在python中使用bing或google API获取位置坐标 [英] Get location coordinates using bing or google API in python

查看:622
本文介绍了在python中使用bing或google API获取位置坐标的处理方法,对大家解决问题具有一定的参考价值,需要的朋友们下面随着小编来一起学习吧!

问题描述

这是我的问题。我有一个示例文本文件,通过抓取各种html页面来存储文本数据。此文本包含有关各种事件及其时间和位置的信息。我想获取这些位置的坐标。我不知道如何在Python中做到这一点。我正在使用nltk来识别此示例文本中的命名实体。这里是代码:

  import nltk 

with open('sample.txt','r ')as f:
sample = f.read()

sentences = nltk.sent_tokenize(sample)
tokenized_sentences = [nltk.word_tokenize(sentence)for sentence in sentence in]
tagged_sentences = [nltk.pos_tag(sentence)for tokenized_sentences]
chunked_sentences = nltk.batch_ne_chunk(tagged_sentences,binary = True)

#print chunked_sentences
#打印tokenized_sentences
#print tagged_sentences
$ b $ def extract_entity_names(t):
entity_names = []
$ b $如果hasattr(t,'node')和t .node:
如果t.node =='NE':
entity_names.append(''.join([child [0] for child]))
else:
for child in t:
entity_names.extend(extract_entity_names(child))

return entity_names

entity_names = []
for chunked_sentences :
#Pri nt每个句子的结果
#print extract_entity_names(tree)

entity_names.extend(extract_entity_names(tree))

#打印所有实体名称
#print entity_names

#打印唯一的实体名称
print set(entity_names)



<


考文特花园的Labohème



>时间:2013年1月18日(不同日期),下午7点30分地点:考文特花园,
伦敦,约翰科普利常年受欢迎的皇家歌剧院生产的
普契尼的LaBohème本赛季两次复活,
在圣诞节期间合适。马克埃尔德爵士将Rolando
Villazón作为Rodolfo和Maija Kovalevska作为Mimì进行管理。 Mimì遇见诗人
Rodolfo(Dmytro Popov在1月5日和18日演唱)在巴黎拉丁区的一场寒冷的
圣诞夜。蜡烛熄灭后,在黑暗中
摸索,他们坠入爱河。 Rodolfo住在其他三个小伙子里:哲学家Colline(Nahuel di Pierro / Jihoon Kim,1月18日
),音乐家Schaunard(David Bizic)和画家Marcello
(Audun Iversen),他们喜欢Musetta (Stefania Dovhan)。两对情侣
分手,歌剧在悲剧中结束,因为Rodolfo发现Mimì在一个冷冻的阁楼里死于
的消费。

我想从本文取得伦敦考文特花园的坐标。我真的有两个问题:



$ b

解决方案

ol>

  • 如何提取位置文本(或潜在位置文本)。
  • 如何通过调用具有位置文本的地理编码服务来获取位置(纬度,经度)。

  • 我可以帮助解决第二个问题。 (但请参阅下面的编辑,以获取对第一个问题的帮助。)
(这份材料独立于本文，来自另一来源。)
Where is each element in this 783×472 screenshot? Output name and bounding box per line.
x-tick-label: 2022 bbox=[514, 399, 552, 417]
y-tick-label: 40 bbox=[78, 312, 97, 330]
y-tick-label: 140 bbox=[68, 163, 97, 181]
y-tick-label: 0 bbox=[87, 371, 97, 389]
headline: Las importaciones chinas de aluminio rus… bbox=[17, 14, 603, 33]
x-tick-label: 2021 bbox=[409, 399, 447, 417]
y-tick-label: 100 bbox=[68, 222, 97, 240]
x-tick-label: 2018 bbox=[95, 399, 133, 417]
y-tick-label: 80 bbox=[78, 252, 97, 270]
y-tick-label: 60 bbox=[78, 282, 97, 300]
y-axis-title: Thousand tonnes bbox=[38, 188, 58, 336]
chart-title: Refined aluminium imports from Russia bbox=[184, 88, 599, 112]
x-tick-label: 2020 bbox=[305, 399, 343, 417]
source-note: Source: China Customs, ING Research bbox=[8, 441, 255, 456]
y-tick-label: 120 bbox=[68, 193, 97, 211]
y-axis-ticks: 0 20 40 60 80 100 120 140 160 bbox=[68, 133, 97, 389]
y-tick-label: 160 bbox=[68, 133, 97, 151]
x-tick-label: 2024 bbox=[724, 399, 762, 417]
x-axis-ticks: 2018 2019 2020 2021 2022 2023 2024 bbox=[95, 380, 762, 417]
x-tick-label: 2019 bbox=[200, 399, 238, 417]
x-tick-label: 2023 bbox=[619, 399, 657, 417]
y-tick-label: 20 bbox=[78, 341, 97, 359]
    使用旧版Google Maps API(仍在运行),您可以将地理编码降至1行(一个丑陋的行):

    $ $ p $ def geocode(地址):
    返回元组([float(s)for ('http://maps.google.com/maps/geo?'+ urllib.urlencode({'output':'csv','q':address})))[0] .split(',')[2:]])

    查看 Google Maps API地址解析文档



    这里是可读的7行版本加上一些包装代码(当从命令行调用时记得用引号将地址括起来):

      import sys 
    导入urllib

    googleGeocodeUrl ='http://maps.google.com/maps/geo?'

    def地理编码(地址):
    parms = {
    '输出':'csv',
    'q :地址}

    url = googleGeocodeUrl + urllib.urlencode(parms)
    resp = urllib.urlopen(url)
    resplist = list(resp)
    line = resplist [0]
    状态,精度,纬度,经度= line.split(',')
    返回纬度,经度

    def main():
    if 1 < len(sys.argv):
    address = sys.argv [1]
    else:
    address ='1600 Amphitheatre Parkway,Mountain View,CA 94043,USA'

    坐标= geocode(地址)
    打印坐标
    $ b $如果__name__ =='__main__':
    main()

    解析CSV格式很简单,但XML格式的错误报告更好。

    编辑 - 帮助你的第一个问题



    我查看了 nltk 。这不是微不足道的,但我可以推荐自然语言工具包文档,CH 7 - 从文本中提取信息,特别是, 7.5命名实体识别。在本节结尾处,他们指出:


    NLTK提供了一个分类器,该分类器已经过训练以识别命名实体,函数nltk.ne_chunk()。如果我们设置参数binary = True,那么命名实体就被标记为NE;否则,分类器会添加类别标签,例如PERSON,ORGANIZATION和GPE。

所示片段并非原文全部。